The core storage system is MongoDB, a document-oriented NoSQL database. Unlike relational (SQL) databases that use rigid tables, MongoDB stores information in dynamic, JSON-like structures (BSON). This is ideal for modern projects because it allows great flexibility in the data schema, natural integration with Java objects (using Spring Data MongoDB), and much simpler horizontal scalability as the volume of books grows exponentially.
REST API Endpoints
| HTTP Method | Endpoint | Operation Description |
|---|---|---|
| GET | /api/v1/books | Retrieves the complete list of stored books. |
| GET | /api/v1/books/{id} | Fetches the details of a specific book by its unique identifier. |
| POST | /api/v1/books | Creates a new entry. Includes validations (e.g., publication year cannot be in the future) and automatic normalization. |
| PUT | /api/v1/books/{id} | Updates the information of an existing book. |
| DELETE | /api/v1/books/{id} | Permanently deletes the document from the database. |
Apache Spark: Distributed Processing
Apache Spark is a unified analytics engine for large-scale data processing. Its magic lies in its distributed architecture: it uses a Master Node (Driver) to manage and split the work, and multiple Worker Nodes to execute it. Additionally, each Worker utilizes several Cores for computation. This means that if you need to process 50 million records, the Driver splits the task into small chunks and distributes them to the Workers to process simultaneously (in parallel), drastically reducing runtime and avoiding bottlenecks from the memory limits of a single machine.
Usage Context: Template vs. Real-World Environment
In the context of this repository, using Spark to read a small CSV file is clearly overkill (using too much technology for a simple problem). However, this is done intentionally to demonstrate architecture.
In a real-world environment, data would not come from a local CSV file. A Spark job like this would connect to a Data Lake (such as Amazon S3 or Hadoop HDFS) to ingest terabytes of historical data, or to a real-time event streaming system (like Apache Kafka) to process millions of transactions per second. Spark would clean, normalize, and aggregate these massive datasets in parallel before finally saving the output to MongoDB for the Spring Boot backend to quickly serve to users.
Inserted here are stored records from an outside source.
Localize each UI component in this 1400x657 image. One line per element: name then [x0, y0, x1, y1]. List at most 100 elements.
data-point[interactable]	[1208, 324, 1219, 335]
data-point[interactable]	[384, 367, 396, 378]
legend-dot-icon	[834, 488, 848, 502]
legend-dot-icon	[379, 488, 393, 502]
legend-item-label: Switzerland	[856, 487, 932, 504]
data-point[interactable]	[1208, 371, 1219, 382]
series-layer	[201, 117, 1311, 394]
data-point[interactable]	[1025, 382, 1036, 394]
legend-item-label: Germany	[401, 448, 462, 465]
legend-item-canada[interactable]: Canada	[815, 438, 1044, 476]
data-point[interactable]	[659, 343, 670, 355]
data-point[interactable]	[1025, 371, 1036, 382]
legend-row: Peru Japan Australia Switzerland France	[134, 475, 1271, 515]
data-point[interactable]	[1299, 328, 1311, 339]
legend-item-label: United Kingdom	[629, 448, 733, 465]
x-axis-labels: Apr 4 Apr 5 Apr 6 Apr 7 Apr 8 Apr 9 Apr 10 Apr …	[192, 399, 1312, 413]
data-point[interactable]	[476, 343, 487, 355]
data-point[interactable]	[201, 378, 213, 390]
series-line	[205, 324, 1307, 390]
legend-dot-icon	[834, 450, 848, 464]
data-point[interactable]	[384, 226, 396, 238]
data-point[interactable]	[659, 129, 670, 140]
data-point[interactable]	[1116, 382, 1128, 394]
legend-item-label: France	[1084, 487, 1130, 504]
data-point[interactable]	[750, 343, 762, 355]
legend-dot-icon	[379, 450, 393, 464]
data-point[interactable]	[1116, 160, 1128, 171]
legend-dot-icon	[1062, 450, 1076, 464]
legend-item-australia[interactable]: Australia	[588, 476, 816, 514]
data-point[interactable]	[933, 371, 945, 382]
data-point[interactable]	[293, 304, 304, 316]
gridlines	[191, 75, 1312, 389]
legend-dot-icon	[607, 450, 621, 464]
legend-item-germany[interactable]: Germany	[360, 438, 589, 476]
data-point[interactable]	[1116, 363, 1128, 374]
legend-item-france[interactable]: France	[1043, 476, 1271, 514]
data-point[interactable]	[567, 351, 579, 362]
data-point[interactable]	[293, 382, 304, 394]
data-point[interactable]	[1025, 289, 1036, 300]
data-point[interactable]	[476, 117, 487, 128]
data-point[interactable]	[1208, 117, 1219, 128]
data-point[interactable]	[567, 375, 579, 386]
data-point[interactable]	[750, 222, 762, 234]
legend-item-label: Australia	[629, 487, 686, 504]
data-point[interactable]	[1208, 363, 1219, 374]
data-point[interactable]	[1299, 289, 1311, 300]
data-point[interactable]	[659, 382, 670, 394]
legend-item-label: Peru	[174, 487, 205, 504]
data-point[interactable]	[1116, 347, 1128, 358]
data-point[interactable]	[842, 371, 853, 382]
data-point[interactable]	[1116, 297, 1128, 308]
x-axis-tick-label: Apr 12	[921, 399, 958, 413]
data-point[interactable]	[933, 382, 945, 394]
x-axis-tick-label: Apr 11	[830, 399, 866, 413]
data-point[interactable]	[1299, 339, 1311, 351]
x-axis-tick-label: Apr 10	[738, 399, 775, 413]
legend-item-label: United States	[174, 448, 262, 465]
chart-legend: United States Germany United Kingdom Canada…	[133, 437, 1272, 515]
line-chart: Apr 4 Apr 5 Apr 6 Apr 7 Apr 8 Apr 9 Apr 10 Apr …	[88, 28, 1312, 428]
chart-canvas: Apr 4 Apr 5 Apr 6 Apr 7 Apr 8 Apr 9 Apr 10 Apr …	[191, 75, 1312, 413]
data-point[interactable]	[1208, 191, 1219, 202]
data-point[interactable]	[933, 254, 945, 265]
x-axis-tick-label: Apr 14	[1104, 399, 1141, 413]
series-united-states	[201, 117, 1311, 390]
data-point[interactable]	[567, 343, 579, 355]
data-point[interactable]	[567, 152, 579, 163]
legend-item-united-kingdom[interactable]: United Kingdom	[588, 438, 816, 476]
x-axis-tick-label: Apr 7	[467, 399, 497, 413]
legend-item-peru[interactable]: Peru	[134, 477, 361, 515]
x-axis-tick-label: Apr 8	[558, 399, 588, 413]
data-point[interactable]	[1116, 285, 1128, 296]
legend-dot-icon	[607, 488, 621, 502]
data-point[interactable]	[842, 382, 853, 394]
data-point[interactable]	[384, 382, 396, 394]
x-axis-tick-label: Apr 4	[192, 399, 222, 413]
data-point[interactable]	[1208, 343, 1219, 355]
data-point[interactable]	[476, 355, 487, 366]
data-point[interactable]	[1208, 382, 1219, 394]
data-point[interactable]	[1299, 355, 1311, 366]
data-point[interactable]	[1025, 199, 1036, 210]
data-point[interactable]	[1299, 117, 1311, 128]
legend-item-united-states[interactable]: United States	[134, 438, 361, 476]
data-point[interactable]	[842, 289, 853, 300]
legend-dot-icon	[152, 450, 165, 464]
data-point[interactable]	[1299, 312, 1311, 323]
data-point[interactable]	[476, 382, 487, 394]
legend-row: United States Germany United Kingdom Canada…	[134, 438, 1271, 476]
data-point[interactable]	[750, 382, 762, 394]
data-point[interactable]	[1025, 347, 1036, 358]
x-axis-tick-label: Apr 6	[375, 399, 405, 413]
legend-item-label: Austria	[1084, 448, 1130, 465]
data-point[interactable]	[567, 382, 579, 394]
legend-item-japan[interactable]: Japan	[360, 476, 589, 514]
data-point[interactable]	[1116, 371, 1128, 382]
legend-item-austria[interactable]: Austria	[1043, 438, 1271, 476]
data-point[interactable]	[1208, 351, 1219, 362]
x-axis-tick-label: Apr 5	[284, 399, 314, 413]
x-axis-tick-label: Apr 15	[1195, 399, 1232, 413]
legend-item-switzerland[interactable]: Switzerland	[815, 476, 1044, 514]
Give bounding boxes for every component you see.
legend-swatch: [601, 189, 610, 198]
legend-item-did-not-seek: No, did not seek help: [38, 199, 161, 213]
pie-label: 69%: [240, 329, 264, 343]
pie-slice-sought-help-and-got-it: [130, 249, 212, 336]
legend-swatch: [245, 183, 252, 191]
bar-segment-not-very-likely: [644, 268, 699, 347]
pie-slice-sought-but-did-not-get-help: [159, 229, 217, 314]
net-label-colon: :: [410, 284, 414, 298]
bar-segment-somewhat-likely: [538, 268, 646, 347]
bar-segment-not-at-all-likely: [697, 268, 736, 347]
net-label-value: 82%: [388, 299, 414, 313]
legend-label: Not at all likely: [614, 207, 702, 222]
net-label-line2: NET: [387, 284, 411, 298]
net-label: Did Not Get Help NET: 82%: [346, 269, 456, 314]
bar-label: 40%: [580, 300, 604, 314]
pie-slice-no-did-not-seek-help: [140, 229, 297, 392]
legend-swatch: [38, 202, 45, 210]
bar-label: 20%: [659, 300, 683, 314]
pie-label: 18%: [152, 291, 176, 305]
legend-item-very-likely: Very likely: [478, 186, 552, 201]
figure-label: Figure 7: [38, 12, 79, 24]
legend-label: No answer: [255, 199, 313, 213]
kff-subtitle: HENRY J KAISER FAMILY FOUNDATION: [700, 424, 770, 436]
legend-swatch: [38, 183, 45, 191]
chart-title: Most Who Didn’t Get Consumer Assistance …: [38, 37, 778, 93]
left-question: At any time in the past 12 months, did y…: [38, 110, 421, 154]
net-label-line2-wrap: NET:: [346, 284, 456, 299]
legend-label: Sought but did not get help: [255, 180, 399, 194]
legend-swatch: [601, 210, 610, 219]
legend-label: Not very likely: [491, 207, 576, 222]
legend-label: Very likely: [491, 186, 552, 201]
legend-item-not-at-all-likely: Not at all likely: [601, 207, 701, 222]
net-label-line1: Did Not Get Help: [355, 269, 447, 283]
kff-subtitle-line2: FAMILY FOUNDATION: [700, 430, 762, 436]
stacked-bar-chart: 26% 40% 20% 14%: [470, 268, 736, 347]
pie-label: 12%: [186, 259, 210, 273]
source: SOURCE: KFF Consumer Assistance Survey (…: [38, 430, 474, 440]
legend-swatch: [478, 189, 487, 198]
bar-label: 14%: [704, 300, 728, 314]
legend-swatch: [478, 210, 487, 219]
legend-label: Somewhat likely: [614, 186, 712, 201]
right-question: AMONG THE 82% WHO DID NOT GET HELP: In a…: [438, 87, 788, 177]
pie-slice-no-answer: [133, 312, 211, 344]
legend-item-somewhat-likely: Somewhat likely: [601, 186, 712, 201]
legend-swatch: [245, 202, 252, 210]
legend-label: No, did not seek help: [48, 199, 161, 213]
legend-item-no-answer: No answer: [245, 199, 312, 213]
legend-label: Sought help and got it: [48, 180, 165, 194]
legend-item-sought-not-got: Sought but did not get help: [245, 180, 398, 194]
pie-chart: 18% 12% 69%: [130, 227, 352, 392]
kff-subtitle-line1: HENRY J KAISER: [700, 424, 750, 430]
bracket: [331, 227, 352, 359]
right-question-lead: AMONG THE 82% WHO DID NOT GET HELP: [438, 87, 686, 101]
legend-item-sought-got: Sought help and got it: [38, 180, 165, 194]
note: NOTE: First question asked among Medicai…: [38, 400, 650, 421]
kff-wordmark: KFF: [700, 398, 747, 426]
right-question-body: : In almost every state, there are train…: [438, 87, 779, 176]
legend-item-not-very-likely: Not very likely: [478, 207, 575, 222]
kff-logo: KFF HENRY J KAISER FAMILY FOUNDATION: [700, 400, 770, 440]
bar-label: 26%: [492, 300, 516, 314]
RDDs vs DataFrames in the Project
The Spark module in this project includes two implementations to demonstrate both main capabilities of the framework:
1. RDDs (Resilient Distributed Datasets): The most fundamental and lowest-level data structure in Spark. They allow for very fine-grained control using lambda functions and functional programming in Java, but require the developer to optimize operations manually.
2. DataFrames (Recommended): A higher-level abstraction that organizes data in named columns, similar to a relational table or a DataFrame in Python/Pandas. The big advantage is that they leverage Spark's Catalyst optimizer under the hood, which automatically restructures your queries to be as efficient as possible before execution. In the vast majority of modern cases, DataFrames are the preferred option for performance and ease of use.
Orchestration with Docker Compose
To avoid the classic "works on my machine" problem, the entire ecosystem is orchestrated with docker-compose. This spins up three isolated but interconnected services: the MongoDB server, the Spring Boot backend exposing the API, and the Spark container, which acts as an ephemeral job (it starts up, runs the data ingestion, and then shuts down automatically). This allows any developer to have the complete infrastructure running in a matter of minutes.